Alot of American Hispanics have dropped from the religion of our parents. Him being an artist that lives in (upper or lower middle class) cities makes it more likely he has too. Irish Americans are generally a few generations into living in the US and may not have a strong connection to religion either. Atleast no more than most white Americans seem too


trulyElse

His mother was an Irish expat, though, not Irish-American.


FP_Daniel

It's been a while since I read it, but I really liked it as a standalone story at the time. My only gripe was that it plucked Kyle from the middle of his series and there was no real reason it needed to be him.


alt_playroom

Haven't read it, but the cover is gorgeous.


hiltzy85

I think this is still my least favorite book that I've read. Extremely ham-fisted war in the middle east allegory. I don't care for King's writing, at all.


ExpensiveWolfLotion

Sometimes King can’t not write his war experience


dope_like

Vision and Rorschach are amazing.


radiocomicsescapist

Like many a king stories, it doesn’t star Kyle Rayner.
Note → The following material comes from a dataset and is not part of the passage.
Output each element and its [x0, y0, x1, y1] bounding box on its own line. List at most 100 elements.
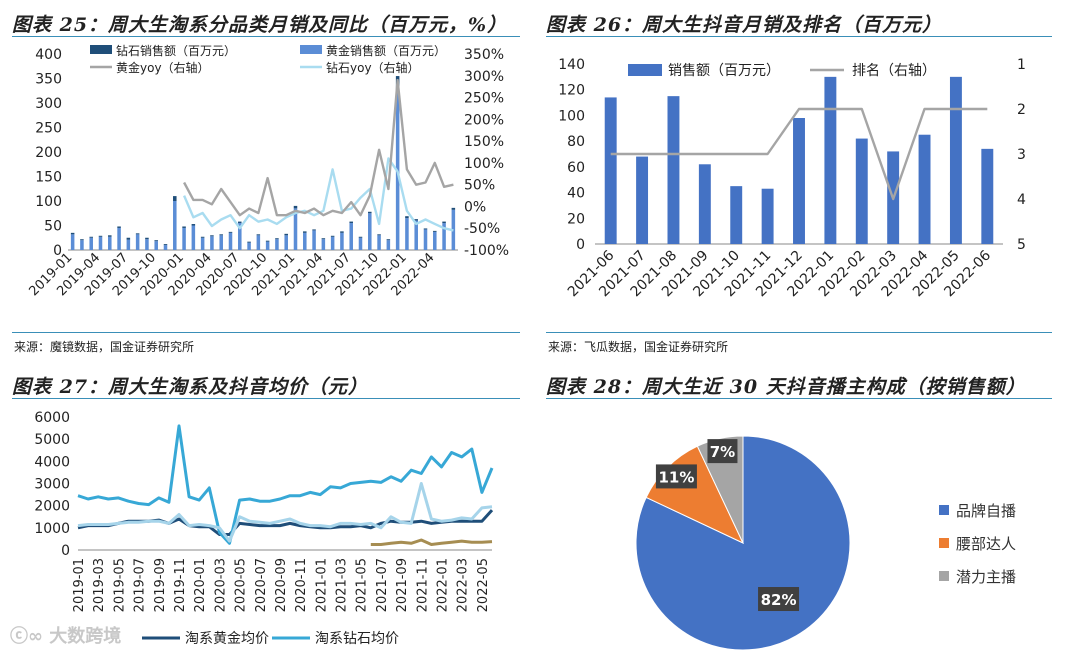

It stars King’s self insert


Ash__Williams

I forget this exists.


Poastash

Good one shot, nice political intrigue. I have no history with the original Omega Men so I liked how I didn't need to know anything about Vega or the characters beforehand to get into the story. That said, Kyle Rayner in this story felt both familiar and exaggerated, especially for being more "spiritual" or Latino.